Even Better Japanese Performance in the RJW?

Hnau

Banned
I'm reading a couple books right now on the Russo-Japanese War and it seems to me that the Japanese military was very lucky. That first strike against Port Arthur was a crucial maneuver that, had it gone wrong for whatever reason, would have crippled the Japanese military right from the beginning. There was also a surprising lack of competent Russian officers. The Japanese got really lucky here, but for a timeline I'm working on I was really hoping I could find a few butterflies to give the Japanese an even more decisive victory in the RJW. I'm only partway through these books but it seems all counterfactuals or easy butterflies posited in them would have given the advantage the the Russians, not the other way around.

Does anybody have any ideas how it could be done, and what the results would be?
 
I wouldn't call a lack of competent Russian officers in 1904 surprising, given the system they came from. But anyway, the Russo-Japanese War was a big gamble for the Japanese and I don't think it could have gone significantly better without major changes in its course.

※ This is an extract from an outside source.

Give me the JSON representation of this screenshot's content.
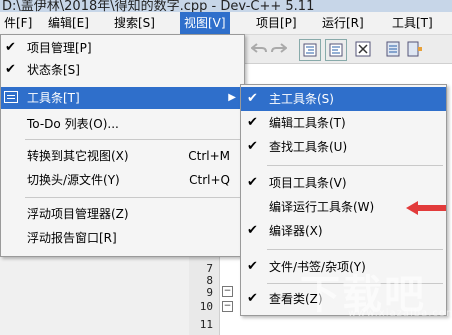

Smaller improvements would include:

- a more successful Mukden. The Japanese achieved complete tactical victory, but the Russian army remained in being because they could not sustain the pursuit. A successful encirclement, probably realistically beyond the capacities of the battered Japanese forces, but initially envisioned, would effectively remove the Russian army in Manchuria from the equation and would allow Oyama full control of any land he cared to march into.

- no Second Pacific Squadron. If the Russians hadn't gone with that crazy idea, the Japanese fleet would have been available to screw with Kamchatka or closely blockade and shell Vladivostok. Both might make bargaining chips come the negotiations.

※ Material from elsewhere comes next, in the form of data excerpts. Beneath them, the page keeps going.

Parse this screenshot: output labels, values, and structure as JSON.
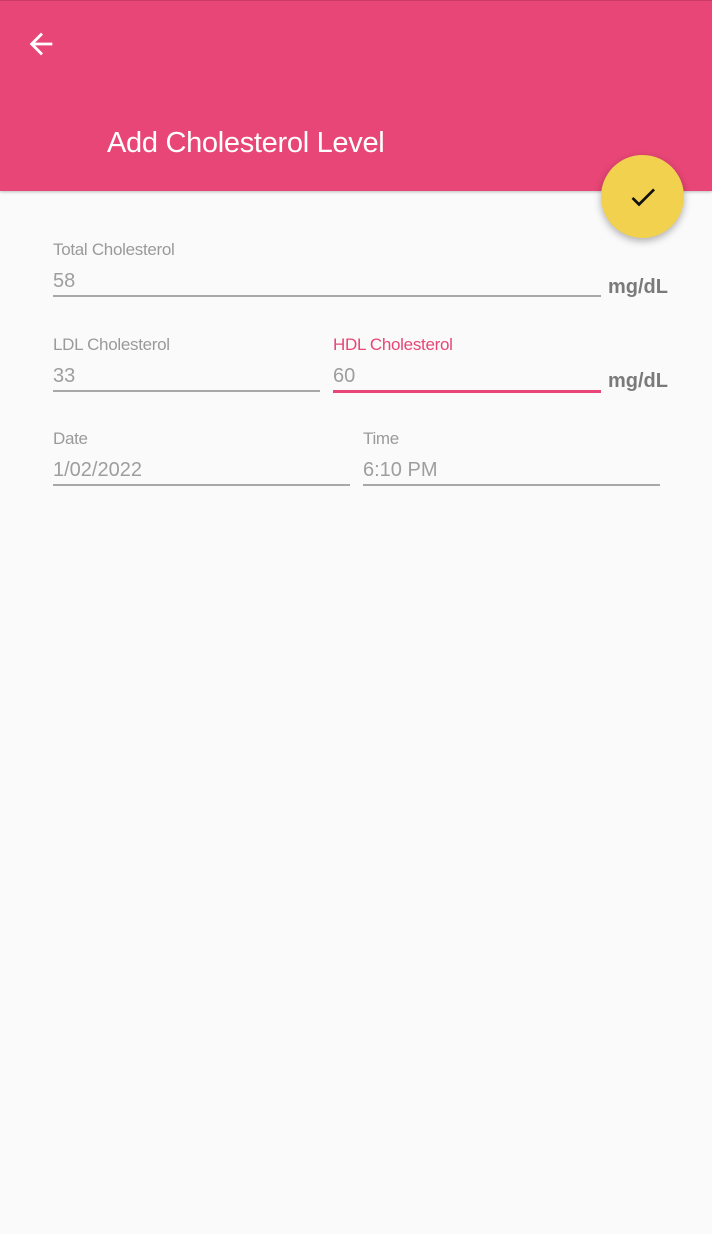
{
  "appbar": {
    "title": "Add Cholesterol Level",
    "back_icon": "arrow-left-icon",
    "color": "#e84677"
  },
  "fab": {
    "icon": "check-icon",
    "color": "#f2d14e"
  },
  "form": {
    "total": {
      "label": "Total Cholesterol",
      "value": "58",
      "unit": "mg/dL"
    },
    "ldl": {
      "label": "LDL Cholesterol",
      "value": "33"
    },
    "hdl": {
      "label": "HDL Cholesterol",
      "value": "60",
      "unit": "mg/dL"
    },
    "date": {
      "label": "Date",
      "value": "1/02/2022"
    },
    "time": {
      "label": "Time",
      "value": "6:10 PM"
    }
  }
}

I still suspect the best POD is still that the British government, for any reason, decides to stand by its ally and does not allow them to be squeezed out of much of their gains at the peace conference.

If you want to think really big, have a war result from the Dogger Bank incident. The Royal Navy will sink the Russian fleet, and with no real front to open elsewhere, London will lavish loans and equipment on the Japanese so they can keep gnawing away at the Russians. With the 1905 revolution on the horizon, a collapse of the Russian warfighting capabilities on the scale of 1917 is possible, and that could well mean all of Manchuria, Sakhalin, and potentially even the Maritime province, Kamchatka and the Russian Aleutians (though I doubt the Japanese could hold on to those gains in the long run). But that's effectiely WWI ten years early, so I don't think it qualifies for what you want.
 
One prospect is to either dramatically shorten or somehow prevent the Siege of Port Arthur. Perhaps have Japan capture it in a bounce crossing somehow before the Russians are able to realize the full magnitude of everything. With the greater amount of forces available Japan could well escalate its victory at Mukden or an equivalent battle into a more total one.